Although little is known about the group, they have come to occupy headlines in the last week owing to targeted attacks on Twitter accounts and emails of prominent journalists, businessmen and politicians.
The selection of people previously targeted prompted rumours that the group were affiliated with the ruling party -- a claim that they rubbished in the interview.
“Is true that Modi/ BJP accounts have bulletproof security online? Is that one of the reasons for not having any of their major accounts?” asked the interviewer, to which Legion responded: “This is the internet… Anything can be made can be broken...Nothing is secure.”
“Why none of the BJP handles, accounts yet then?” the interviewer prodded.
Probably because we didn’t loot enough money from BJP to do the drugz.
“However, if BJP does not buy us a gram of tryptamine out there- payable in bitcoin- we will r00t and 0wn them too … Jokes apart… We will own them too, when the time is right.”
The interviewer also asked about the group’s claim that they had information involving former Tamil Nadu Chief Minister Jayalalithaa, who died earlier this month. “You claim to have not release Amma info because it’ll cause chaos. Doesn’t that contradict stated mission of putting as much classified information out in public as possible. As in, why be selective. Just send out a dump rather than worry about implications. Or are you being selective about it and if so, why and what guides that selection?” the interviewer asked.
“There are lots of rounds going about in the ‘amma info’ … We just don’t know the legitimacy of half the data acquired in it … When we scanned through the data we intercepted from various servers in south india, including AIADMK CDR stuff and other valuable information … We found a lot of info contradicting info.”
When asked whether they have any political affiliations, the group’s representative(s) said, “One word- anarchists.”
The group had denied political affiliations in an earlier interview with The Washington Post.

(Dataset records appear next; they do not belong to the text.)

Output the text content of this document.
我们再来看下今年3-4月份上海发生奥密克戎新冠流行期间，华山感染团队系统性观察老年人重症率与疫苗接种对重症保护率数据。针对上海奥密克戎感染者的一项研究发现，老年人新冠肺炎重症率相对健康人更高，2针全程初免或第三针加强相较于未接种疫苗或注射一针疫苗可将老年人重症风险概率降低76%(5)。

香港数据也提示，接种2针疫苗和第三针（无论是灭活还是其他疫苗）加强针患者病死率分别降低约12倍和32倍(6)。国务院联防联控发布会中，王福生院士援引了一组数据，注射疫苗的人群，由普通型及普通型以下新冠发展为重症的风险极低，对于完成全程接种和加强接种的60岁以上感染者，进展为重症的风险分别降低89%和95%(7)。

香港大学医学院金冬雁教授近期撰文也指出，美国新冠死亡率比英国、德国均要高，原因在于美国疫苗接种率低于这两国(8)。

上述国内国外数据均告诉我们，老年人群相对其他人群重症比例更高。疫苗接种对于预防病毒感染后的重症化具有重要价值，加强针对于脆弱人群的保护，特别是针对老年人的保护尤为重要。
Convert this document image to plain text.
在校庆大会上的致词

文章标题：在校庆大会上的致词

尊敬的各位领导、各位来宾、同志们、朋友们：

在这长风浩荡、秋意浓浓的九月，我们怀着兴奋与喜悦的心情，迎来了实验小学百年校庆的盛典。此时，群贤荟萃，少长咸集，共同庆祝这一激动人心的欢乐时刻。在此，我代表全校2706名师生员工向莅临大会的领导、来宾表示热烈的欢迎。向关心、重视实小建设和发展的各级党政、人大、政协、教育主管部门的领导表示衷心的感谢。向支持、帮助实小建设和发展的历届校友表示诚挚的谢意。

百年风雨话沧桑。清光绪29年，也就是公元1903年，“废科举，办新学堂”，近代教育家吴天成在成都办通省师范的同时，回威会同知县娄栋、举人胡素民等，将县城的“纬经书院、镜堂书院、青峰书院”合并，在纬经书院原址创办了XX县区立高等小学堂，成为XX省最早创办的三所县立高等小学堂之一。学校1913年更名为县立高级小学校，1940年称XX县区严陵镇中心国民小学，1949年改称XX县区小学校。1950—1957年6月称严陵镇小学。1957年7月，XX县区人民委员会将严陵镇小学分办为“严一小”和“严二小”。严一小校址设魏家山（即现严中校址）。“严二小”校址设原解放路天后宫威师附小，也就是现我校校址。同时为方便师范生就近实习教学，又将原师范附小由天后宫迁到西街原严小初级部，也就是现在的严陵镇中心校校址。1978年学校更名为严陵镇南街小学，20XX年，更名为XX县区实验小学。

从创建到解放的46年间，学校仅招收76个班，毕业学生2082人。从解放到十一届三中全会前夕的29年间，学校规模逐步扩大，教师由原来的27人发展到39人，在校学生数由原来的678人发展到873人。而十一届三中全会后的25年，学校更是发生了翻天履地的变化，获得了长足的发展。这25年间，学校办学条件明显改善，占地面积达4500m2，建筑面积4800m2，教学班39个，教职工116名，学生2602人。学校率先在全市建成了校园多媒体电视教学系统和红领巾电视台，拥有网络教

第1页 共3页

In a screenshot posted of the conversation, the group rubbished the question.
The article in the WP notes, “Rather, he said Legion wasn't even interested in “political data” until a few weeks ago. He said that the group was in possession of several terabytes of raw data concerning all sorts of “interests” and that within that trove the hackers had identified gigabytes worth of information relating to Indian public figures. He said the data was choosing the targets for them, not the other way around. Whatever they were finding, they aimed to release.”